MUSKEGON, Mich. — A project by students at Michigan State University could change the way in which an area near downtown Muskegon looks.
“We really learned some things from them, and we were able to provide them with a great opportunity, that they're going to be able to use moving forward with their careers as well,” said Mike Franzak, planning director for the city of Muskegon.
In January, the Muskegon Planning Department, Downtown Development Authority, and Muskegon Lakeshore Chamber of Commerce partnered with five graduate students from MSU’s Urban and Regional Planning program to create a Pine Street Business District improvement plan.
The students presented the final report to the Muskegon City Council this month.
“We think that if the business people invest here, they will really, they would really have a good return on their investment,” said Ahmad Behzad, one of the students.
The plan recommends officials add streetscape elements and enhance the look of existing buildings. It also proposes the construction of two mixed-use buildings and a large mall to fill empty parcels and meet the community’s need for more commercial and residential spaces.
Behzad said that when areas lack features like that, it can create obstacles.
“The city wants to increase the tax revenues and [increased] tax revenues only happen when you attract businesses, business people come to the, to your city,” said Behzad. “If those infrastructure and services are missing, it's very hard for the city to actually compete with other neighboring cities.”
The city of Muskegon paid MSU $3,500 for the plan. According to Franzak consultant groups charge upwards of $30,000 for similar work.
He noted the students also put together paperwork which helps the businesses already in the Pine Street Corridor form an association.
“That will help them build momentum and work together,” said Franzak. “What they can use this plan for is to remind their city commissioners that this is a focus area, and to kind of fight for some of those dollars where we can do some streetscape improvements, [etc.].”

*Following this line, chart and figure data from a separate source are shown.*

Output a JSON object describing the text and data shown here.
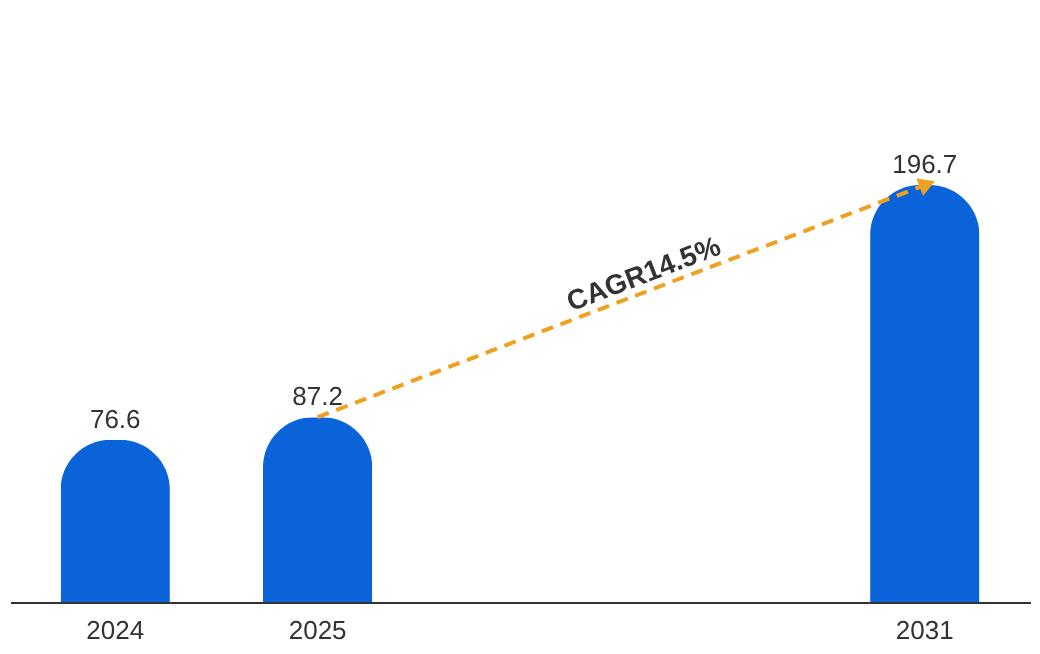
{
  "chart_data": {
    "type": "bar",
    "categories": [
      "2024",
      "2025",
      null,
      null,
      "2031"
    ],
    "values": [
      76.6,
      87.2,
      null,
      null,
      196.7
    ],
    "color": "#0b63d9",
    "data_labels": true,
    "grid": false,
    "tick_labels": "x",
    "annotations": [
      "CAGR14.5%"
    ]
  }
}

He added, “I think with those [the streetscape and facade improvements], we're going to also attract different developers that are going to see the potential for these three lots that are pretty large in scale.”
Investors would be needed to construct the proposed buildings, but both Franzak and Behzad believe the community will come together to make it happen.
“It’s data driven, demand driven, so there should be a supply for this demand,” said Behzad.